Chameleon: Control-Indexed Prospective Memory for Visuomotor Manipulation

Robots often observe information that determines a future action long before that action is executed. In a shell game, for example, a robot first sees which cup hides the ball, watches the cups move, and only later needs to choose the correct cup. The final observation alone is not enough for a decision: the correct action depends on an earlier event. We refer to this temporal gap as observation-action delay.
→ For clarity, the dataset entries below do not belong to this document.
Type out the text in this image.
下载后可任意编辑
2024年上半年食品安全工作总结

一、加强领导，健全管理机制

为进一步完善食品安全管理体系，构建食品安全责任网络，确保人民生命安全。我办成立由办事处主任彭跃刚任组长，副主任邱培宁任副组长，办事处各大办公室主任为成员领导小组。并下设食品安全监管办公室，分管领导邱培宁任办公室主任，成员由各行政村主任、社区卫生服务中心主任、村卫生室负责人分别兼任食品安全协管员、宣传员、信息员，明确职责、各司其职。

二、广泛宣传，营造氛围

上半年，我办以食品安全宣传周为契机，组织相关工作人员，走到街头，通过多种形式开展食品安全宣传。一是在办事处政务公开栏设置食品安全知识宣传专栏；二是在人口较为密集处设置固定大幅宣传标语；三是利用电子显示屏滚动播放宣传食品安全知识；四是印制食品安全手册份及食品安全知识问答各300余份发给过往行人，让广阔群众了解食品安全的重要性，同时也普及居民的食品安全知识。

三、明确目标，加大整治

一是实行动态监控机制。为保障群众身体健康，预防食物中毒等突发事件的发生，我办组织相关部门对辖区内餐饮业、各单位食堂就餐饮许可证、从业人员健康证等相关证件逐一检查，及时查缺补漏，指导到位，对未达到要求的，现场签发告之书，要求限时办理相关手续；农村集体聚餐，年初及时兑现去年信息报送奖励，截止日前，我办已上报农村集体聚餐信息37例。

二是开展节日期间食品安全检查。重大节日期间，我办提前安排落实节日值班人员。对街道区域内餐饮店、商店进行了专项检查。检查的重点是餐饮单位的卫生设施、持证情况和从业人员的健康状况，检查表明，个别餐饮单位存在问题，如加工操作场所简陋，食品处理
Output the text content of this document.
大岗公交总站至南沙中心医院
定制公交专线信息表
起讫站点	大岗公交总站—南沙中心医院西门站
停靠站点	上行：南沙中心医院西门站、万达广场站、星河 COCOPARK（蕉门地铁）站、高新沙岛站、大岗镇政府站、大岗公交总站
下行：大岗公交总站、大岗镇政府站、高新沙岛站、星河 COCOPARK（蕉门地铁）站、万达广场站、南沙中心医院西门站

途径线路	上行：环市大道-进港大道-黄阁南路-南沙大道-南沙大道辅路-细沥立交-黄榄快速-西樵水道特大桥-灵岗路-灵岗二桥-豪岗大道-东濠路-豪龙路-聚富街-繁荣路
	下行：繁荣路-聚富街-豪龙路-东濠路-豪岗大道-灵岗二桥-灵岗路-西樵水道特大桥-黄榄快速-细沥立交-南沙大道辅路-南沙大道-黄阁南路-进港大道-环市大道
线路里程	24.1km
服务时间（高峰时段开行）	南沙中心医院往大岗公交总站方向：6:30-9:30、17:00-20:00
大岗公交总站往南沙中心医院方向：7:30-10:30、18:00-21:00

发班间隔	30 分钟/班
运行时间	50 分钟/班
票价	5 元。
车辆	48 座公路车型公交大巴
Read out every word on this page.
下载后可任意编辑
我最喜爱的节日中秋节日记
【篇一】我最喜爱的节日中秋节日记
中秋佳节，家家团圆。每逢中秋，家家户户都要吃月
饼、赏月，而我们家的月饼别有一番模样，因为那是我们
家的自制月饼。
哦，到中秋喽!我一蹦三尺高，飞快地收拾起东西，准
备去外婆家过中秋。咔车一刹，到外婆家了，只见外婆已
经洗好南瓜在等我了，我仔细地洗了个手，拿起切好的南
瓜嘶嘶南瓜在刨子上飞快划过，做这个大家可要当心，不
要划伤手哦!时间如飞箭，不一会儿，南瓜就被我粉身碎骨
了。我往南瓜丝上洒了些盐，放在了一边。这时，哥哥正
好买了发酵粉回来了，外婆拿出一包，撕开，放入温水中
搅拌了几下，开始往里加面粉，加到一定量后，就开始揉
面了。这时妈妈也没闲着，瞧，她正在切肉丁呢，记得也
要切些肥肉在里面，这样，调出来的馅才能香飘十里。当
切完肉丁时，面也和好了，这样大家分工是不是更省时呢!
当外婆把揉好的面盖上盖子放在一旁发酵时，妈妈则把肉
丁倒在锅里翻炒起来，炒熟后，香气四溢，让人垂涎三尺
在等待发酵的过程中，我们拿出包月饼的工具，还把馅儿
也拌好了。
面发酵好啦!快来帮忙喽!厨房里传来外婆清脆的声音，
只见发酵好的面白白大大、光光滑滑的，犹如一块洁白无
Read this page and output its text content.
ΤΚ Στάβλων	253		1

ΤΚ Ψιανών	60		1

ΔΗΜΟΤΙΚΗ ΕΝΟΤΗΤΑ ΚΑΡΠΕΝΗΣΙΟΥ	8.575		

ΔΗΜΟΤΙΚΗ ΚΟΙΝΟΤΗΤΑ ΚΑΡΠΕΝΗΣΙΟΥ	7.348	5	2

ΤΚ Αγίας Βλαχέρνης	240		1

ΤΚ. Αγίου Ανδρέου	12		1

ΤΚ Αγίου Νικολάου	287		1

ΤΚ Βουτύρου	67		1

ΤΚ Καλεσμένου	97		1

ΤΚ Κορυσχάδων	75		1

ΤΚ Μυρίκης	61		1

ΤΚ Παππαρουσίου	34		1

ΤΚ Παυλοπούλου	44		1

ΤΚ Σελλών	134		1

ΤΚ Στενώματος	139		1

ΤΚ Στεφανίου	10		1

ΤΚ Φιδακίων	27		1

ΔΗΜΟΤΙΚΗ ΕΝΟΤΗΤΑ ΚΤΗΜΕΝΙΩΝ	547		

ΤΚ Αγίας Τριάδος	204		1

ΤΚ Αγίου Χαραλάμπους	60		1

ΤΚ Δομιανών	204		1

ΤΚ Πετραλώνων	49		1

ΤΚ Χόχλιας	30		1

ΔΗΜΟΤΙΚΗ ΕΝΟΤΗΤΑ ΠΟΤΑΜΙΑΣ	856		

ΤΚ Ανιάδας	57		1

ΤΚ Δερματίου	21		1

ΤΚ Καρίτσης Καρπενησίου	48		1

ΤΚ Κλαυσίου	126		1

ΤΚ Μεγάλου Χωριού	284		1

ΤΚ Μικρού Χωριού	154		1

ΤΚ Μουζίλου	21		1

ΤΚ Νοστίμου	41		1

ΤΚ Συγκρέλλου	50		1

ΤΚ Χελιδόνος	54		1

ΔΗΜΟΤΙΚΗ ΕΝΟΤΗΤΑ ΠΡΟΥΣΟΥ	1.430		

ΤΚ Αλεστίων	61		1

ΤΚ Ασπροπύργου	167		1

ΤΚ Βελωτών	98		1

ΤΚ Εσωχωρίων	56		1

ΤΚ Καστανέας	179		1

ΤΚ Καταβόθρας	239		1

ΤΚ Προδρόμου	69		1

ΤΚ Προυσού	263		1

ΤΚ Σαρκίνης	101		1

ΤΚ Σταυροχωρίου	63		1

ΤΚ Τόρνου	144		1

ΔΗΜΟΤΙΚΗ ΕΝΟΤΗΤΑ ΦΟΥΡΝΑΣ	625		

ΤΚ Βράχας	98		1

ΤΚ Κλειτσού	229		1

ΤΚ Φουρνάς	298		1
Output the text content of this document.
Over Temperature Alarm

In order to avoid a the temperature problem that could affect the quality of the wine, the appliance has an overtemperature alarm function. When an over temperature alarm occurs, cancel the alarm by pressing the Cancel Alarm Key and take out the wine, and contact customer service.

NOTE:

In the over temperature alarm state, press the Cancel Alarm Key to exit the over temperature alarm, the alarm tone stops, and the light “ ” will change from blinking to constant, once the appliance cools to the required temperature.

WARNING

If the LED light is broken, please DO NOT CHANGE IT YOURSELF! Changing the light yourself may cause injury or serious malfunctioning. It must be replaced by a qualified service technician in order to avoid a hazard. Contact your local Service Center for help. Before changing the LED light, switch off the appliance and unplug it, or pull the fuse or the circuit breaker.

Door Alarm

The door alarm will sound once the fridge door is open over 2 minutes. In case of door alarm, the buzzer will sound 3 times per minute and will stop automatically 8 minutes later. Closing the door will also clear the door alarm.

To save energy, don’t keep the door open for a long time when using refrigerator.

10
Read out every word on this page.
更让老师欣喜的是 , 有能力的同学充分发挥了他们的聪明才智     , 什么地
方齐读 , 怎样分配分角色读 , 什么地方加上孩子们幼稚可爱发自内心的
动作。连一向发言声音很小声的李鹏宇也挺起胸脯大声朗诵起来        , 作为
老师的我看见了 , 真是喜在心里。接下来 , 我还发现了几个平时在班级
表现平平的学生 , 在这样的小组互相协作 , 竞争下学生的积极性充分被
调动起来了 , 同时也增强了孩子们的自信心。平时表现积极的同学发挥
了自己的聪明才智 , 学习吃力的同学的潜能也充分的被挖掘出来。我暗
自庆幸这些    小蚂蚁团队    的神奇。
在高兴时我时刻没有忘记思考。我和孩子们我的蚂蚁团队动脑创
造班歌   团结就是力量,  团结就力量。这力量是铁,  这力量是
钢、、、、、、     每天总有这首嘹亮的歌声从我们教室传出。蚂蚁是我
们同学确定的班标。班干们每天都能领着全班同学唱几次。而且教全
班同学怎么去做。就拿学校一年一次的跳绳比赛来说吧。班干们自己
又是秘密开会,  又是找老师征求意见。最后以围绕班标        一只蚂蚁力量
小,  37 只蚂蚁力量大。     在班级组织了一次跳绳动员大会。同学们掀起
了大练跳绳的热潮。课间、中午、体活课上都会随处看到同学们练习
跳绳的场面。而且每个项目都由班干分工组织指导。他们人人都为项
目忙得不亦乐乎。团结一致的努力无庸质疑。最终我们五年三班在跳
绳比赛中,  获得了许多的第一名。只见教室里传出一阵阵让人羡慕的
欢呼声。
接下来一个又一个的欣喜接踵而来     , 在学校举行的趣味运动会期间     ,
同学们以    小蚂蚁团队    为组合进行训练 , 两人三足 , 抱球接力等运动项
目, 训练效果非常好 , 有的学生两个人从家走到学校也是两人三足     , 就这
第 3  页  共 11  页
It makes memory a policy-facing problem: a policy must keep similar histories distinct, retrieve the past event relevant to the current decision, and convert that recall into an action-ready state. We call these requirements separability, addressability, and prospectiveness. We introduce Chameleon, a ~60M visuomotor policy for control-indexed prospective memory. Chameleon writes embodied event memory, preserves separable histories, retrieves control-relevant traces, and trains the resulting working state to be prospective. We also introduce Camo-Dataset, a real-robot benchmark that isolates observation-action delay by making the decision scene visually ambiguous, so the correct action must be inferred from earlier observations. Chameleon improves decision/end-to-end success on Camo-Dataset from 22.5%/21.3% to 80.8%/71.3%. On public long-horizon memory benchmarks, it achieves 87.1% +/- 0.8% on LIBERO-10, 97.3% +/- 4.5% on MemoryBench, and 75.1% +/- 1.4% on MIKASA-Robo, setting the state of the art for same-size models and exceeding multiple larger VLA baselines under the reported protocols. Probes and ablations show that Chameleon learns separable, addressable, and prospective memory, and that these properties drive its performance gains.

翻译：机器人常常在执行某项动作之前很早便观察到决定该动作的信息。例如，在“三杯猜球”游戏中，机器人首先看到哪个杯子藏有球，观察杯子移动，之后才需要选择正确的杯子。仅凭最终观察不足以做出决策：正确动作取决于更早的事件。我们将这种时间间隔称为“观察-动作延迟”。这使得记忆成为一个策略层面的问题：策略必须保持相似历史记录的区分性，检索与当前决策相关的过去事件，并将该回忆转化为可执行动作的状态。我们将这些要求分别称为“可分离性”、“可寻址性”和“前瞻性”。我们提出了Chameleon——一个约60M参数的视觉运动策略，用于实现控制索引的前瞻记忆。Chameleon能够写入具身事件记忆、保存可分离的历史记录、检索控制相关的痕迹，并训练生成的工作状态具备前瞻性。我们还引入了Camo-Dataset，这是一个真实机器人基准测试，通过使决策场景视觉模糊来隔离观察-动作延迟，从而要求必须从早期观察推断正确动作。在该数据集上，Chameleon将决策/端到端成功率从22.5%/21.3%提升至80.8%/71.3%。在公开的长时记忆基准测试中，它在LIBERO-10上达到87.1%±0.8%，在MemoryBench上达到97.3%±4.5%，在MIKASA-Robo上达到75.1%±1.4%，在同等规模模型中达到最先进水平，并在报告协议下超越了多个更大的VLA基线模型。探针实验和消融研究表明，Chameleon学会了可分离、可寻址且具有前瞻性的记忆，而这些特性正是其性能提升的关键驱动力。